Judgment (24 paragraphs)
REASONS FOR JUDGMENT THE COURT 1 This appeal concerns a claim to native title in a large area of land around the metropolitan area of Darwin. The claim was made in proceeding DG6017 of 1998 brought by William Maxwell Risk, also known as Bill Risk. On 8 May 2001 Deputy District Registrar Robson made orders, by consent, dividing the land subject to the claim into land within the urban areas of Darwin (Part A) and land surrounding Darwin (Part B). The claim relating to Part A was consolidated with 18 other applications for native title determination. The consolidated proceeding (DG6033 of 2001) was to be heard before that relating to Part B. 2 The consolidated proceeding (involving the 19 separation applications) was dismissed by Mansfield J in Risk v Northern Territory of Australia [2006] FCA 404 (Risk). Mansfield J's decision related only to the land in Part A. The appellants then sought to pursue the claim in relation to land in Part B. On the application of the Northern Territory, the primary judge summarily dismissed the claim pursuant to O 20 r 4 of the Federal Court Rules on 19 January 2009; Quall v Northern Territory of Australia [2009] FCA 18. This is an appeal from the primary judge's decision.

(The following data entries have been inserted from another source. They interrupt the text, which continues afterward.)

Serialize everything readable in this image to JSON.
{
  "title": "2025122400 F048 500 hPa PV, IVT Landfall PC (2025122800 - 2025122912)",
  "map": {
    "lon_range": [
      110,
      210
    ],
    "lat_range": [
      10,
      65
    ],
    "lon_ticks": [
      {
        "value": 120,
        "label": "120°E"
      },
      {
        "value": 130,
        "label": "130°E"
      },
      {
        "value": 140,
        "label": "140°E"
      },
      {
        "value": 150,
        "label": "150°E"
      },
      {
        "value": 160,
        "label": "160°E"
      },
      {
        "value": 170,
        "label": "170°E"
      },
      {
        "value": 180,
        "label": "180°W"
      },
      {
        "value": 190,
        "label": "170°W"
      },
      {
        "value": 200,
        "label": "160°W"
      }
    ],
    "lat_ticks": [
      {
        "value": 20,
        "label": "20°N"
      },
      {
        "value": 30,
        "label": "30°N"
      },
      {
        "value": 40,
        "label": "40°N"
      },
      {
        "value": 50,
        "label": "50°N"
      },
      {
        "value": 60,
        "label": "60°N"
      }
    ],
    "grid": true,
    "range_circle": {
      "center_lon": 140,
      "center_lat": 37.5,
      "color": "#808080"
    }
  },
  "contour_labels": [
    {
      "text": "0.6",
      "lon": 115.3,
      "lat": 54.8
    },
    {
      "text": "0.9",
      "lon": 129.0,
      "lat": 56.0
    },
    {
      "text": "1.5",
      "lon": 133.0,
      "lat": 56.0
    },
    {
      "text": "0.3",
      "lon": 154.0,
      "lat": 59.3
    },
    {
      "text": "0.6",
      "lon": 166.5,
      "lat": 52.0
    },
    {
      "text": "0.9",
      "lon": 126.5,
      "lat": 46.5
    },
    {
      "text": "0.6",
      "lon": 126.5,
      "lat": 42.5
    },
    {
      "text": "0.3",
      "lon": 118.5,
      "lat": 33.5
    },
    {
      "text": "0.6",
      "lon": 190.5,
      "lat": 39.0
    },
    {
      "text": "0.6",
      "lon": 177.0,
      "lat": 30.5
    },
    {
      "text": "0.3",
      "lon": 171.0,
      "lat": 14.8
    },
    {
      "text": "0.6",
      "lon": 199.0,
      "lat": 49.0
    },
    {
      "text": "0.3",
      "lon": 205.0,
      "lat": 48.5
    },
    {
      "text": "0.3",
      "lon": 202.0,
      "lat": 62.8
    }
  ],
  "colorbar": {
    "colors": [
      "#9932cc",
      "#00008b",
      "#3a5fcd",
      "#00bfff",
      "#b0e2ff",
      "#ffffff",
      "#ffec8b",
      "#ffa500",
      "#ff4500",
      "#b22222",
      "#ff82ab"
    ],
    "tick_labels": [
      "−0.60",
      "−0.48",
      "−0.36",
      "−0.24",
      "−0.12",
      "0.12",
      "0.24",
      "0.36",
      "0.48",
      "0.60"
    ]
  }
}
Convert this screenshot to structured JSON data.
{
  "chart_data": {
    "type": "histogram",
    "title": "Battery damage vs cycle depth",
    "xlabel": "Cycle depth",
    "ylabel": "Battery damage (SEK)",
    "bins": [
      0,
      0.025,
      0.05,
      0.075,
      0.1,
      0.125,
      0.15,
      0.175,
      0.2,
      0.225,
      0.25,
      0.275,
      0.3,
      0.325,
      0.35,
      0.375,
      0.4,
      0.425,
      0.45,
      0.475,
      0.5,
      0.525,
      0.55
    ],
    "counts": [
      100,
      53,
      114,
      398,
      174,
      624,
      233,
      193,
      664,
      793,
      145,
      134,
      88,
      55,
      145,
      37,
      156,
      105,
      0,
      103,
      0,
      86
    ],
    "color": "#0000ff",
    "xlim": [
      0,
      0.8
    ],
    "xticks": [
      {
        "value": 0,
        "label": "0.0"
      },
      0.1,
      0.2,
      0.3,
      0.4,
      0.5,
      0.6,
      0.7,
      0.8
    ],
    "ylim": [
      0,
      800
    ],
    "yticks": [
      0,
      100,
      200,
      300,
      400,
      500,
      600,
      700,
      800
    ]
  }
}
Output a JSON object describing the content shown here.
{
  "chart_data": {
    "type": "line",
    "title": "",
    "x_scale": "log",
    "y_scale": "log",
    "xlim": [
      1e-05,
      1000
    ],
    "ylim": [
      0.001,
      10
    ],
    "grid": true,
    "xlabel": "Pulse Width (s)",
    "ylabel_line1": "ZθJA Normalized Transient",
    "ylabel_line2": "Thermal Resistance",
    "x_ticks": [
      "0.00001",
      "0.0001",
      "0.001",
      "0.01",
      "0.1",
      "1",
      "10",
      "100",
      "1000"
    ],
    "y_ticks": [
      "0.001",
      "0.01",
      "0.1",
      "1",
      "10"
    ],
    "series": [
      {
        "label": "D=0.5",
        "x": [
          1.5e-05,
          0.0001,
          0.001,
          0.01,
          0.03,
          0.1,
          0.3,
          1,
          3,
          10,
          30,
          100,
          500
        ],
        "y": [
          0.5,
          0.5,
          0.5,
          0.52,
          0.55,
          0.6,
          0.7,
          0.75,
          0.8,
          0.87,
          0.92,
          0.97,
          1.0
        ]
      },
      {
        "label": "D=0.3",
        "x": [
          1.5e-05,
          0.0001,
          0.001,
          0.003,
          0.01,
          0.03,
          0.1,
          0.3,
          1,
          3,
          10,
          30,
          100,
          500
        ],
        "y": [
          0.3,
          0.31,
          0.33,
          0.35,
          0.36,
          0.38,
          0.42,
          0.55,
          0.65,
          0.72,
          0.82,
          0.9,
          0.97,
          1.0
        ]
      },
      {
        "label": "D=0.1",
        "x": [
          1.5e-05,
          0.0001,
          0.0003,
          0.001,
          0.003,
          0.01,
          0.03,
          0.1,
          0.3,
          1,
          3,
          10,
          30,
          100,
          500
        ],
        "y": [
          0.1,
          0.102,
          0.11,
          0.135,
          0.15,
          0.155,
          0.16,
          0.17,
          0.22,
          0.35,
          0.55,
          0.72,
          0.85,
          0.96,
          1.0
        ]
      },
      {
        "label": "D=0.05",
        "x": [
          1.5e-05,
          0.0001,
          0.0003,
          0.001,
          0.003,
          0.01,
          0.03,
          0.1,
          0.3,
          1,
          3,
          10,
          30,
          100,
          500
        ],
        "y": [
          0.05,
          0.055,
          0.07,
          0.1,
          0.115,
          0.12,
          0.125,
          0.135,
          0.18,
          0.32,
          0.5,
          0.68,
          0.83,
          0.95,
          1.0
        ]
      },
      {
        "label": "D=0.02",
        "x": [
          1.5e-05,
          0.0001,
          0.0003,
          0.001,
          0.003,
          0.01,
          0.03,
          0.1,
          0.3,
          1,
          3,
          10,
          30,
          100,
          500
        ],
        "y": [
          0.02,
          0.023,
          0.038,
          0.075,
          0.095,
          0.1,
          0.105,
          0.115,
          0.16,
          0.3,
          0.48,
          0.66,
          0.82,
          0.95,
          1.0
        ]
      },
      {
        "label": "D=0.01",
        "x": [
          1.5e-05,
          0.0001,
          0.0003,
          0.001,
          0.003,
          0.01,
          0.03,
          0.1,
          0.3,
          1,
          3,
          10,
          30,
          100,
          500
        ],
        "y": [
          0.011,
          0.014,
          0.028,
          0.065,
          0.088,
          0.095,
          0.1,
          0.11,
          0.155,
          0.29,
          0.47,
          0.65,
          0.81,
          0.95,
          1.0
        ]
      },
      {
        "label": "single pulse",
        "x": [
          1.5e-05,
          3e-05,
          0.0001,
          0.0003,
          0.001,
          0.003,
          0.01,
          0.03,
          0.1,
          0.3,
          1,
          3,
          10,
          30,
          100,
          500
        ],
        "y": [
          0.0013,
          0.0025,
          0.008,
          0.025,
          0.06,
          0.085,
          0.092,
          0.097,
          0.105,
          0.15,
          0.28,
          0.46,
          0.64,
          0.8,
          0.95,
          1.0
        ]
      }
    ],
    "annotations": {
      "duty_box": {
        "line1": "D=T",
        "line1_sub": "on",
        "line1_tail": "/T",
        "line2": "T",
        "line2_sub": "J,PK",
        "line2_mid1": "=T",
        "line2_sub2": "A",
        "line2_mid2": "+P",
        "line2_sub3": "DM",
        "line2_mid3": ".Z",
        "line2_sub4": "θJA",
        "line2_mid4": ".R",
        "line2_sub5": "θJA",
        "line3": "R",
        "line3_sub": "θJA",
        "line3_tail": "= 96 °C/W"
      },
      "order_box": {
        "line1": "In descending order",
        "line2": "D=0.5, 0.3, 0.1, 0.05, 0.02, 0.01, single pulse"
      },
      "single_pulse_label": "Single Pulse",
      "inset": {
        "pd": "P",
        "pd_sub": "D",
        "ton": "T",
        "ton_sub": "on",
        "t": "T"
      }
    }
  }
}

BACKGROUND TO THE CLAIM 3 The native title claim concerned in this appeal was initiated by Mr Quall and others on 21 October 1996. The application was substantially amended on 3 May 2000 and Mr Quall was named as the authorised applicant on behalf of the Dangalaba and Kulunbringin people. This claim represented one of a number of native title claims lodged by the Dangalaba people. Many of the native title claims of the Dangalaba people conflicted in substance with native title claims lodged by the Larrakia people, represented by Mr Risk. The result was that some of the claims of the Dangalaba people were defeated. The particulars of these ancillary claims are canvassed in the judgment of his Honour below and it is not necessary for us to consider them in any more detail in relation to this appeal. 4 Among the 19 applications in the consolidated proceeding were the Risk and Quall claims, as well as the claims of a third group referred to as the "Roman applicants". Each of these applicants became a party to the consolidated proceedings, although the Roman applicants subsequently discontinued their application. Of the 19 applications consolidated under the order of 8 May 2001, the Quall applicants had lodged 11 applications. 5 The background to the Risk proceeding is canvassed in some detail by the primary judge at [31]-[39]. His Honour further noted, at [40]: After an extensive examination of the evidence and a thorough consideration of all the relevant issues, Mansfield J concluded that all of the 19 native title applications, including Mr Quall's eleven native title applications (in so far as they related to Area A) must be dismissed. 6 The applicants in Risk appealed to the Full Court of the Federal Court and, on 5 April 2007, in a unanimous judgment, the Full Court dismissed the appeal and upheld the decision of Mansfield J; Risk v Northern Territory (2007) 240 ALR 75. Mr Quall's subsequent application for special leave to appeal to the High Court of Australia was refused on 7 March 2008. 7 Following the exhaustion of appellate avenues in the Risk litigation, Mr Quall filed an application in the Federal Court claiming native title in relation to the Part B land. The primary judge dismissed the application on 19 January 2009, and it is with this decision that the present appeal is concerned.